Сколько раз говорил участковому, что, по крайней мере, от больницы нужно отогнать этих деятелей.
Все без толку.
– Ну и что говорит милиция? – мне всегда было интересно то, чем аргументируют люди невыполнение своих прямых обязанностей.
– Говорит, что арестуют одного – придет другой.

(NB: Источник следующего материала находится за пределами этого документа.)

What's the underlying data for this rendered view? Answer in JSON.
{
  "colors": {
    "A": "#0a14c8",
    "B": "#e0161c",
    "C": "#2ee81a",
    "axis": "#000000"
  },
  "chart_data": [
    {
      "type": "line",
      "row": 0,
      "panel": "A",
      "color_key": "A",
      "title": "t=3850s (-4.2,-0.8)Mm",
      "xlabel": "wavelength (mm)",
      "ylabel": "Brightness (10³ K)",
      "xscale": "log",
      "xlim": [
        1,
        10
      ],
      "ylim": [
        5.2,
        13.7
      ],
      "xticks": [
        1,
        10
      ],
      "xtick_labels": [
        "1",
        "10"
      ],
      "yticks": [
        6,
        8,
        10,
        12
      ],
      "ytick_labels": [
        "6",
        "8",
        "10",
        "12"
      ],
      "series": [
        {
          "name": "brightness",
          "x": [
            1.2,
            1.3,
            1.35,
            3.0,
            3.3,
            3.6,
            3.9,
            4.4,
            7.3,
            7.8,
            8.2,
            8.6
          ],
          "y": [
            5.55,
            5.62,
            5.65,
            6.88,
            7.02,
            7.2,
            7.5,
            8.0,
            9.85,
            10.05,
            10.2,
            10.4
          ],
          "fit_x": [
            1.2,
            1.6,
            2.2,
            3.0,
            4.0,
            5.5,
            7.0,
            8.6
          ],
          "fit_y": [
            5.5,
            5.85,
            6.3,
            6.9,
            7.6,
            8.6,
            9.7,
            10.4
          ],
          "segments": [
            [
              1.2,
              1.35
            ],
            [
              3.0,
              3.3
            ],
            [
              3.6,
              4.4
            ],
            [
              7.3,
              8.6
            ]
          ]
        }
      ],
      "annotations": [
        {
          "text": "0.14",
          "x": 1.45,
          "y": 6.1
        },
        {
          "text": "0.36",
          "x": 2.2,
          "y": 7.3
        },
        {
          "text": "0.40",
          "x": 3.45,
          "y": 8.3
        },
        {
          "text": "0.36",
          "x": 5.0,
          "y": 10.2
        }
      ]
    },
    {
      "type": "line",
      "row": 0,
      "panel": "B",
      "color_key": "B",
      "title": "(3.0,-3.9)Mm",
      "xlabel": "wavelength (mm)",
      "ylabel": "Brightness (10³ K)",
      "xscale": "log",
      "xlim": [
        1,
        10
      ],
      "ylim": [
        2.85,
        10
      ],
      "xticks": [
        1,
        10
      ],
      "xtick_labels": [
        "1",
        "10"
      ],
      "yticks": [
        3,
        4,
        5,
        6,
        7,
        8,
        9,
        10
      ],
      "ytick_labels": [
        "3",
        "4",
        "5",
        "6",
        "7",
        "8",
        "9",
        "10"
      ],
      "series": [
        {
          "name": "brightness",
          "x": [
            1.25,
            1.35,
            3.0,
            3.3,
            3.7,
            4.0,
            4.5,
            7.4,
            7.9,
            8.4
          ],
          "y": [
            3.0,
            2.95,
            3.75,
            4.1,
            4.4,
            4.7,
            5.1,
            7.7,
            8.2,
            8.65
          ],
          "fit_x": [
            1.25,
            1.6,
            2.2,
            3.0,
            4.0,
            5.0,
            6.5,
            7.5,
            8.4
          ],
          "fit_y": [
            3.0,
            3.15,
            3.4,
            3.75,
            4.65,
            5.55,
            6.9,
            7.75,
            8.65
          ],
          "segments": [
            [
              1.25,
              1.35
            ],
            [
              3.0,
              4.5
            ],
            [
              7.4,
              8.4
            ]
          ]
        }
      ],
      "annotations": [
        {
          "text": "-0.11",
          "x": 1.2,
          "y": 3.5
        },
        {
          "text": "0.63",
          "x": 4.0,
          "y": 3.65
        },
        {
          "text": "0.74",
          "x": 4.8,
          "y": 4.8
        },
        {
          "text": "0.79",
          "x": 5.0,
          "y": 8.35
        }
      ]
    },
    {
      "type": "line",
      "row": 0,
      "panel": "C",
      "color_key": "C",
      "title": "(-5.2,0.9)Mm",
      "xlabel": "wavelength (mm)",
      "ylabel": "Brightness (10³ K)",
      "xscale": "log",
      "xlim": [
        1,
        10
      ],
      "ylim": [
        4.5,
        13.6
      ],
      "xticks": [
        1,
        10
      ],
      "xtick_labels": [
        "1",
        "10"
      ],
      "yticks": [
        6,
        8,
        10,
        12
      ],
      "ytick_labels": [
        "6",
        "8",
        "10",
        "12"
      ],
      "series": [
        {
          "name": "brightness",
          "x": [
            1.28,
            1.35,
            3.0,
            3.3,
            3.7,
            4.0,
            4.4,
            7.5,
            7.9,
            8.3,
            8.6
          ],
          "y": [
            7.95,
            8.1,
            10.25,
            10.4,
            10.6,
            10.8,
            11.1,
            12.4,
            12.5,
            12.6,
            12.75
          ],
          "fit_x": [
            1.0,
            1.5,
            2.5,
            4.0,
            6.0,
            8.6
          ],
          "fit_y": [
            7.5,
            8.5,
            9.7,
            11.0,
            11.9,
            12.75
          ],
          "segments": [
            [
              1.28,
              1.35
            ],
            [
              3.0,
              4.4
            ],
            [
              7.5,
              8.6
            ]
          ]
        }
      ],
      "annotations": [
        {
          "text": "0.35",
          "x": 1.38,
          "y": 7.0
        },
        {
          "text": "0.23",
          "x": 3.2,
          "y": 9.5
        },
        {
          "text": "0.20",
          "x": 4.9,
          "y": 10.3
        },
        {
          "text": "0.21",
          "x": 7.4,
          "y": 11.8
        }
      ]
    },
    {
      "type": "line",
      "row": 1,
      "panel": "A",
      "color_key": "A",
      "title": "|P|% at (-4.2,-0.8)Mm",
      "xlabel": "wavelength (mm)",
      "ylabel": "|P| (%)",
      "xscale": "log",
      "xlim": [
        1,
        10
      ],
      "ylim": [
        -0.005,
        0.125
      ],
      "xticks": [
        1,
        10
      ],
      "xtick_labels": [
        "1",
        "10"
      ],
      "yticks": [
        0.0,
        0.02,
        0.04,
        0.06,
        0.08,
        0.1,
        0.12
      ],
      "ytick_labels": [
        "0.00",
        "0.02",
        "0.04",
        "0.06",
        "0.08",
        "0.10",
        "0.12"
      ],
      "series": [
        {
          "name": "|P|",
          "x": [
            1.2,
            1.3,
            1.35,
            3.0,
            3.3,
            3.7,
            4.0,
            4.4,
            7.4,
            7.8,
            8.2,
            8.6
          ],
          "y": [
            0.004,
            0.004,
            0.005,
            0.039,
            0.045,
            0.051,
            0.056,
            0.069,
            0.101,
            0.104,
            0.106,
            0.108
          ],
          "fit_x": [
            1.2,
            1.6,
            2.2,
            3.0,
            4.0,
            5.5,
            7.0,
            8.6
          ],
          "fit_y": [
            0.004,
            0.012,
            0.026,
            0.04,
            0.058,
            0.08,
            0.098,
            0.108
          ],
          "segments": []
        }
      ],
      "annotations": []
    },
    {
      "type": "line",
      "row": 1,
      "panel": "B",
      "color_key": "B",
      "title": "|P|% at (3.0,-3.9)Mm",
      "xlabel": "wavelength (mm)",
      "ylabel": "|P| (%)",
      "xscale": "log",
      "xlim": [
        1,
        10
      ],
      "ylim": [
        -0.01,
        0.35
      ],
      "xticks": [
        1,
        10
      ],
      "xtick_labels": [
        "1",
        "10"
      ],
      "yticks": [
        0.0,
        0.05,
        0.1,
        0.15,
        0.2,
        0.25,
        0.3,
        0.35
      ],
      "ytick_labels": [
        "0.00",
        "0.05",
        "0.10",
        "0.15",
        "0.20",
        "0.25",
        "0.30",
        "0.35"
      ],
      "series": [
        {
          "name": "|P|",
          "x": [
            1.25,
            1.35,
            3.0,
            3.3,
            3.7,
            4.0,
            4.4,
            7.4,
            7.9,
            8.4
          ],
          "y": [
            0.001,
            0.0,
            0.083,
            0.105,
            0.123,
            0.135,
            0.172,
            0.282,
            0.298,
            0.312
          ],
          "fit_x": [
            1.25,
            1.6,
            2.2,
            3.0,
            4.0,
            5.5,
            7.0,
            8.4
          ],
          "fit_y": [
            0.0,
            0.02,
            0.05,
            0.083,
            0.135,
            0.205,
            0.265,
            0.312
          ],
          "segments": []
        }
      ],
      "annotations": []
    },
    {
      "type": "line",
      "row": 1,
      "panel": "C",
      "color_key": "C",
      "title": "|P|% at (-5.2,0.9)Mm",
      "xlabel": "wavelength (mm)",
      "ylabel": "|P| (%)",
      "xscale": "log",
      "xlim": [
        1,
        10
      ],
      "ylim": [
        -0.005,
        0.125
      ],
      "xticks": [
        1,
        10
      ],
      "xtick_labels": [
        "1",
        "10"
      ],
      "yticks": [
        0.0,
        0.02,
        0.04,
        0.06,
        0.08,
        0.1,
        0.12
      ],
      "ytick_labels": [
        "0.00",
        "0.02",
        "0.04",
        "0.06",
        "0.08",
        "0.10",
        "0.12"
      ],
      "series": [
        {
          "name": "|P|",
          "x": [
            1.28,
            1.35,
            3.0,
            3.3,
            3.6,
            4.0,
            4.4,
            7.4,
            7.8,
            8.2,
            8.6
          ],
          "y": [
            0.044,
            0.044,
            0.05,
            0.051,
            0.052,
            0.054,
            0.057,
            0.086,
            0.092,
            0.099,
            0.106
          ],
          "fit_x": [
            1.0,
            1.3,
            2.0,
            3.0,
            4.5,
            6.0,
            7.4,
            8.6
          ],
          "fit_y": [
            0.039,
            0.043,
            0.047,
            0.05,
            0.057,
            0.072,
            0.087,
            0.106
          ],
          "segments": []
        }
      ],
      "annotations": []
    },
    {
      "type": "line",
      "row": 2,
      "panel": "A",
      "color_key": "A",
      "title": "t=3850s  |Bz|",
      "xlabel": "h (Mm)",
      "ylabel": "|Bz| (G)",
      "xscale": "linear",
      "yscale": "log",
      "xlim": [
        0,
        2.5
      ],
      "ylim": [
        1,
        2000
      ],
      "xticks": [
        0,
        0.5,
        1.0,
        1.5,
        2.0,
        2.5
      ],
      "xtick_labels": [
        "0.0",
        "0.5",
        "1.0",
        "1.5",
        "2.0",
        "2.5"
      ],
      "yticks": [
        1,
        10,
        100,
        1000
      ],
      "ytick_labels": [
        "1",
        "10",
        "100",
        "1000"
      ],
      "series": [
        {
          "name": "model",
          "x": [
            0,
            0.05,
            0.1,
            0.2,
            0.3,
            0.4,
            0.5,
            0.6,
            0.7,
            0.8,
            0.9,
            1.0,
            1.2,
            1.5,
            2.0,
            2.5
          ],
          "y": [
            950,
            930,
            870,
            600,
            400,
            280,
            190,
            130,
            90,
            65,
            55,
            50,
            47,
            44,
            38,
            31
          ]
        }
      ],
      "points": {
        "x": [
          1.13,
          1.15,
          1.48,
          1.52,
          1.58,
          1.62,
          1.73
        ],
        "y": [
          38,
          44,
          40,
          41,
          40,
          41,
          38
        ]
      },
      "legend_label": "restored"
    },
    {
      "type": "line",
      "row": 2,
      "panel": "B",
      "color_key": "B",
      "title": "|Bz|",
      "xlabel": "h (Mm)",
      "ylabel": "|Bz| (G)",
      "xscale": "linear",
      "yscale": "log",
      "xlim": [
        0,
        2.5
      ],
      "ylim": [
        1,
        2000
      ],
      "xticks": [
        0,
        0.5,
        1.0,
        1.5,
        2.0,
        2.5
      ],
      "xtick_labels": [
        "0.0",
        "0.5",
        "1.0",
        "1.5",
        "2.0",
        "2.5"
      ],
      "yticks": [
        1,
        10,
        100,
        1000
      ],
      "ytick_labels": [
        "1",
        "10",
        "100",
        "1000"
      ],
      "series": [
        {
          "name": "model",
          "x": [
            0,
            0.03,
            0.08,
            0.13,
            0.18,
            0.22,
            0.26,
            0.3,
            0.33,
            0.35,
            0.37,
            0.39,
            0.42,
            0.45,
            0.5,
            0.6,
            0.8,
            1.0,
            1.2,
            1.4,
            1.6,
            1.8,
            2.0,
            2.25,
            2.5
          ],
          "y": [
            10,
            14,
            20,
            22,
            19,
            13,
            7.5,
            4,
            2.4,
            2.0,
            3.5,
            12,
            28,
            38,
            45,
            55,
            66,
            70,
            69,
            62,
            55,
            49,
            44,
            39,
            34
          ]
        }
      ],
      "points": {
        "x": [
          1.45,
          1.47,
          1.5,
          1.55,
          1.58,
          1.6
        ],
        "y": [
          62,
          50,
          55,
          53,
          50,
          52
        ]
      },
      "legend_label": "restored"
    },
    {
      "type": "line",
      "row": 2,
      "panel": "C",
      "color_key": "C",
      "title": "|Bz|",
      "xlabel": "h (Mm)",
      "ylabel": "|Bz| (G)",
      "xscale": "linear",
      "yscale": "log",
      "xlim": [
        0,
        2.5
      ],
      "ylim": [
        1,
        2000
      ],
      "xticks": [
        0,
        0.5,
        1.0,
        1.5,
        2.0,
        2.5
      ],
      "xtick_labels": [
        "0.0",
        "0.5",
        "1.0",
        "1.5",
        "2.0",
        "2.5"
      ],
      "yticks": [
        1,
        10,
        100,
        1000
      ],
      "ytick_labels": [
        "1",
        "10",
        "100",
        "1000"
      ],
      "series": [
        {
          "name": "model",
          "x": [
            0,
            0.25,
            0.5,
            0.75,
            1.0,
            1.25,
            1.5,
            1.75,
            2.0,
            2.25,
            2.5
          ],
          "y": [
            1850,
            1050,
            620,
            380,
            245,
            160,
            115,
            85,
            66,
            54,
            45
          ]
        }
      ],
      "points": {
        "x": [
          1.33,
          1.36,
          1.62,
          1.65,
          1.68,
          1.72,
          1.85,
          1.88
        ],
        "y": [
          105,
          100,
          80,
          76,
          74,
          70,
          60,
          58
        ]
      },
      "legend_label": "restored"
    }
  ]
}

Кажется, то, что может придти второй преступник, для них повод для того, чтобы не арестовывать первого.
Я не обратил внимания на то, как прореагировал на слова доктора Зарычева Гриша Керчин, тем более, что дверь отворилась, и на пороге оказался Вася Никитин. И каждый из нас опустил глаза.
Никакая правда не стоит того, чтобы быть жестоким по отношению к тому человеку, к которому ты хорошо относишься. Никакое лицемерие – тем более…
Художник Василий Никитин
– …Когда-то, не помню в шутку или всерьез, я сказал Петру Габбеличеву, что от жизни нужно взять все.
– Да, – ответил он мне:
– Только, взять все от жизни – это, прежде всего, взять все от себя самого.
И тут встает вопрос: что ты сам себе можешь дать?
…В своей жизни, мне, как и всякому другому человеку, приходилось открывать несчетное количество дверей, но я никогда не задумывался о том, как, иногда, трудно это сделать.
О чем меня будут спрашивать, я знал.
И знал, что расскажу все…
…О том, что у меня гепатит, я услышал раньше врачей – так у нас хранят врачебную тайну.
Медсестра рассказала мне сразу, как только были сделаны анализы.
Она тараторила, что-то о том, что с гепатитом живут до ста лет. Что это совсем не страшная болезнь, если только не пить пиво, но я не слушал ее.
Мне стало страшно.
Страшно за Олесю…
…Тот день был самый обычный.
Для меня.
С утра, как всегда, болела голова.
Болела так, не то, чтобы больно, противно, что я даже не помню – какая стояла погода на улице.
И не хотелось выходить из дома.
Так я и стоял у окна, грязный, непричесанный, стоял и смотрел на людей, проходивших мимо моих окон.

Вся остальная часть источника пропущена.